Divisão regional dá o tom da eleição

Pesquisa Ibope/Estado/TV Globo revela um País dividido em termos geográficos

Daniel Bramatti,

06 de junho de 2010 | 13h23

A pesquisa Ibope/Estado/TV Globo revela um País dividido em termos geográficos: o tucano José Serra lidera a corrida presidencial nas Regiões Sul e Sudeste, enquanto a petista Dilma Rousseff está à frente no Nordeste, no Norte e no Centro-Oeste.

 

Os números também mostram uma divisão social: a petista colhe seus melhores resultados entre os mais pobres (11 pontos porcentuais de vantagem entre quem ganha até um salário mínimo), enquanto o tucano tem desempenho melhor na faixa mais alta de renda (9 pontos de folga entre os que recebem mais de cinco salários).

 

Mas a influência regional se sobrepõe à das classes sociais.
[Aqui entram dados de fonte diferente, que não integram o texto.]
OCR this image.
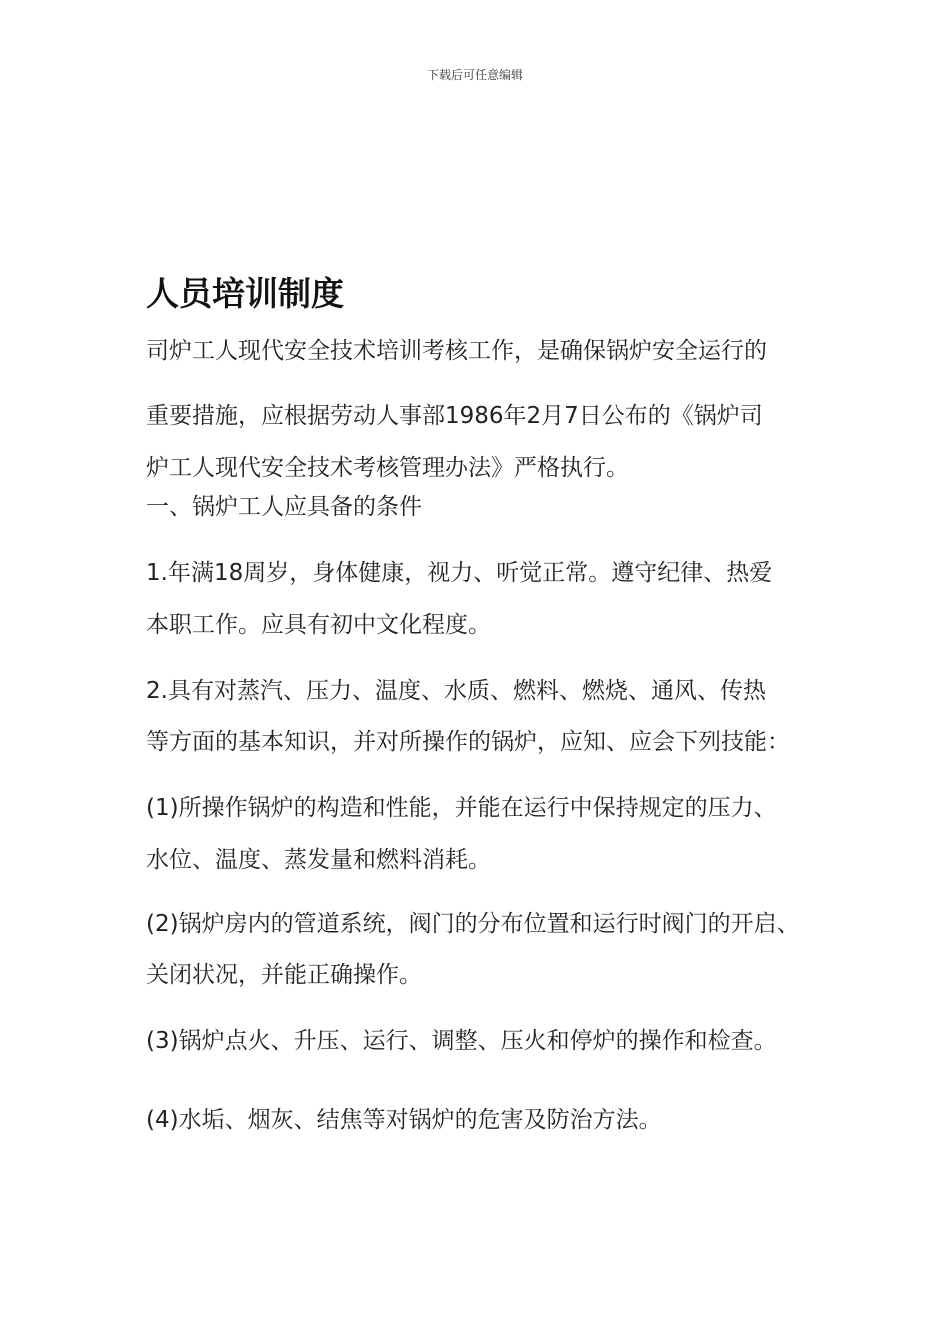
下载后可任意编辑
人员培训制度
司炉工人现代安全技术培训考核工作，是确保锅炉安全运行的
重要措施，应根据劳动人事部1986年2月7日公布的《锅炉司
炉工人现代安全技术考核管理办法》严格执行。
一、锅炉工人应具备的条件
1.年满18周岁，身体健康，视力、听觉正常。遵守纪律、热爱
本职工作。应具有初中文化程度。
2.具有对蒸汽、压力、温度、水质、燃料、燃烧、通风、传热
等方面的基本知识，并对所操作的锅炉，应知、应会下列技能：
(1)所操作锅炉的构造和性能，并能在运行中保持规定的压力、
水位、温度、蒸发量和燃料消耗。
(2)锅炉房内的管道系统，阀门的分布位置和运行时阀门的开启、
关闭状况，并能正确操作。
(3)锅炉点火、升压、运行、调整、压火和停炉的操作和检查。
(4)水垢、烟灰、结焦等对锅炉的危害及防治方法。
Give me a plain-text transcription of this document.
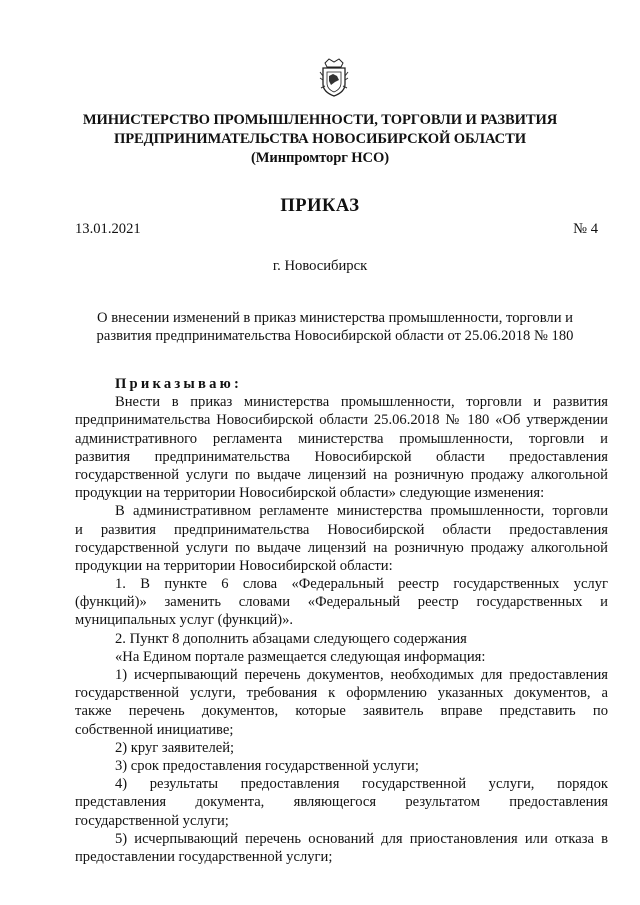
МИНИСТЕРСТВО ПРОМЫШЛЕННОСТИ, ТОРГОВЛИ И РАЗВИТИЯ
ПРЕДПРИНИМАТЕЛЬСТВА НОВОСИБИРСКОЙ ОБЛАСТИ
(Минпромторг НСО)
ПРИКАЗ
13.01.2021	№ 4
г. Новосибирск
О внесении изменений в приказ министерства промышленности, торговли и
развития предпринимательства Новосибирской области от 25.06.2018 № 180
Приказываю:
Внести в приказ министерства промышленности, торговли и развития
предпринимательства Новосибирской области 25.06.2018 № 180 «Об утверждении
административного регламента министерства промышленности, торговли и
развития предпринимательства Новосибирской области предоставления
государственной услуги по выдаче лицензий на розничную продажу алкогольной
продукции на территории Новосибирской области» следующие изменения:
В административном регламенте министерства промышленности, торговли
и развития предпринимательства Новосибирской области предоставления
государственной услуги по выдаче лицензий на розничную продажу алкогольной
продукции на территории Новосибирской области:
1. В пункте 6 слова «Федеральный реестр государственных услуг
(функций)» заменить словами «Федеральный реестр государственных и
муниципальных услуг (функций)».
2. Пункт 8 дополнить абзацами следующего содержания
«На Едином портале размещается следующая информация:
1) исчерпывающий перечень документов, необходимых для предоставления
государственной услуги, требования к оформлению указанных документов, а
также перечень документов, которые заявитель вправе представить по
собственной инициативе;
2) круг заявителей;
3) срок предоставления государственной услуги;
4) результаты предоставления государственной услуги, порядок
представления документа, являющегося результатом предоставления
государственной услуги;
5) исчерпывающий перечень оснований для приостановления или отказа в
предоставлении государственной услуги;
No Sul e no Sudeste, até os pobres votam majoritariamente em Serra. Nas demais regiões, Dilma lidera mesmo na faixa com renda maior.

 

Desde abril, data da pesquisa anterior do Ibope, a pré-candidata petista ampliou seu eleitorado em todas as regiões, com exceção do Sul, onde o panorama ficou inalterado, com oscilações dentro da margem de erro.

 

Evolução. No Nordeste, Dilma lidera com 47% e ampliou sua vantagem de 8 para 20 pontos porcentuais. No Norte/Centro-Oeste, a petista saiu de uma situação de empate técnico e assumiu a ponta, com 43% a 31%.

 

No Sudeste, Serra é o líder, com 41% a 33%, mas sua vantagem se reduziu de 16 para 8 pontos. No Sul, o tucano oscilou de 48% para 46%, enquanto a petista passou de 24% para 26%.

 

Entre os mais pobres de seu principal reduto, o Nordeste, Dilma vence por larga margem: 51% a 25%. Entre os mais pobres do Sul, é Serra quem se sobressai: 53% a 16%. Os resultados se referem ao segmento com renda familiar de até um salário mínimo, o mais beneficiado por programas sociais do governo, como o Bolsa-Família.

 

A ex-ministra da Casa Civil tem desempenho homogêneo nos municípios de até 20 mil habitantes (38%), de 20 mil a 100 mil (37%) e de mais de 100 mil moradores (36%). O ex-governador de São Paulo vai melhor nas cidades pequenas e médias (39% e 43%) que nas grandes (33%).

 

Nas capitais, Dilma lidera (35% a 31%). Nas chamadas cidades periféricas, Serra leva vantagem (40% a 33%). No interior, há empate técnico.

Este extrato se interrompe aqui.